Smaller companies eye supercomputing

14.11.2005

Price/performance improvements, due in part to systems using x86-based chips, are making supercomputing more accessible to businesses, according to vendors. The Top500 supercomputer list, released earlier Monday at the show, showed large gains in the use of commodity chips.

Dave Turek, vice president of IBM Deep Computing, said demand for supercomputing is being driven by a number of forces, including the creation of new businesses that rely heavily on high-performance systems, such as digital animation and bioinformatics. Supercomputing 'is also being driven by vast amounts of data that demand rapid analysis for real-time decision-making,' he said.

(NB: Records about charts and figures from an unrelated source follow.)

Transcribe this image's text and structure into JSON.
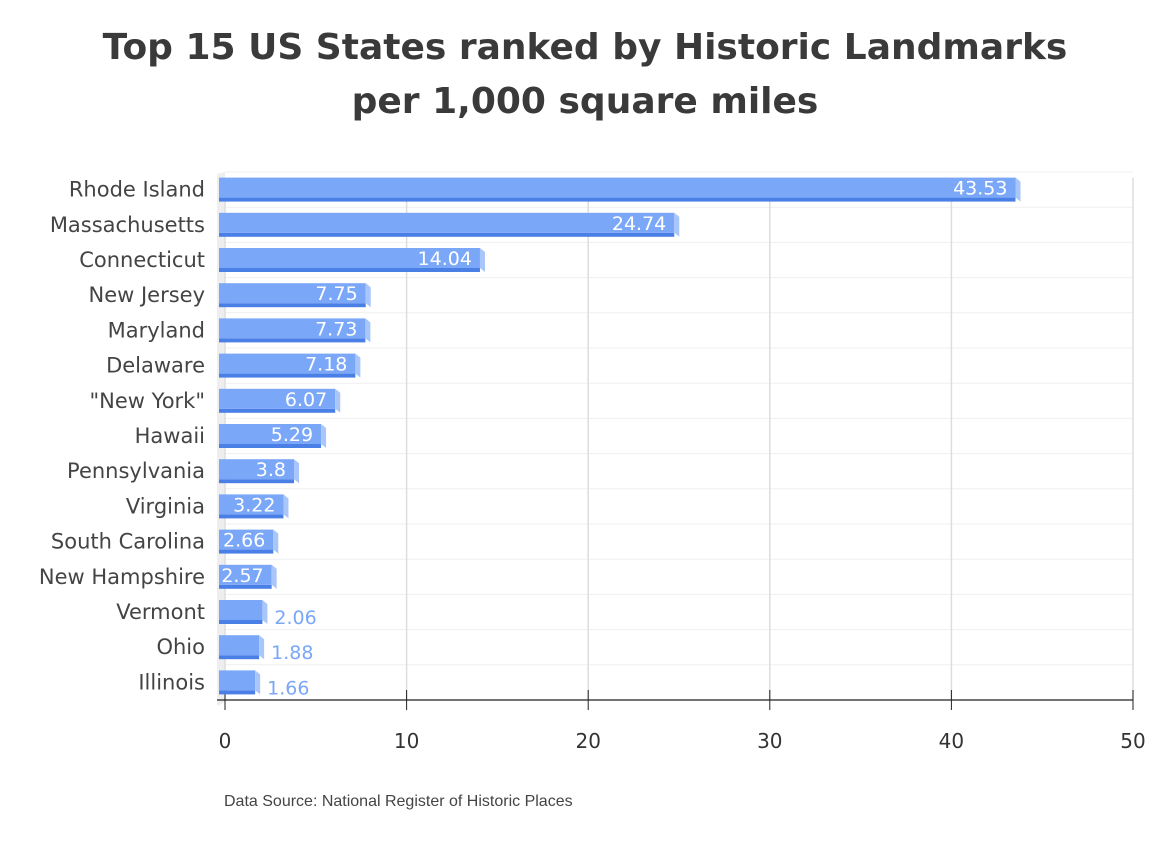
{
  "title_line1": "Top 15 US States ranked by Historic Landmarks",
  "title_line2": "per 1,000 square miles",
  "source": "Data Source: National Register of Historic Places",
  "colors": {
    "bar": "#7aa7f8",
    "bar_side": "#a9c6fb",
    "bar_bottom": "#4a7fe6",
    "label_inside": "#ffffff",
    "label_outside": "#7aa7f8",
    "grid": "#dddddd",
    "text": "#444444"
  },
  "chart_data": {
    "type": "bar",
    "orientation": "horizontal",
    "categories": [
      "Rhode Island",
      "Massachusetts",
      "Connecticut",
      "New Jersey",
      "Maryland",
      "Delaware",
      "\"New York\"",
      "Hawaii",
      "Pennsylvania",
      "Virginia",
      "South Carolina",
      "New Hampshire",
      "Vermont",
      "Ohio",
      "Illinois"
    ],
    "values": [
      43.53,
      24.74,
      14.04,
      7.75,
      7.73,
      7.18,
      6.07,
      5.29,
      3.8,
      3.22,
      2.66,
      2.57,
      2.06,
      1.88,
      1.66
    ],
    "value_labels": [
      "43.53",
      "24.74",
      "14.04",
      "7.75",
      "7.73",
      "7.18",
      "6.07",
      "5.29",
      "3.8",
      "3.22",
      "2.66",
      "2.57",
      "2.06",
      "1.88",
      "1.66"
    ],
    "x_ticks": [
      "0",
      "10",
      "20",
      "30",
      "40",
      "50"
    ],
    "xlim": [
      0,
      50
    ],
    "grid": true,
    "title": "Top 15 US States ranked by Historic Landmarks per 1,000 square miles"
  }
}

Turek pointed in particular to RFID-enabled devices, which can be used to track product shipments, as capable of 'generating huge amounts of data.'

While enterprise vendors are making capacity-on-demand systems available for processing large amounts of data, Turek doesn't believe those systems will account for more than 10 percent of the market.

Ed Turkel, manager of product marketing and high performance computing at Hewlett-Packard Co., said high-performance clusters, ranging from 32 to 64 nodes (a node is typically a two-processor system), are being increasingly adopted in industrial markets. Microsoft offers its own cluster product, which Turkel believes will help HP sell high-performance clusters to more commercial users.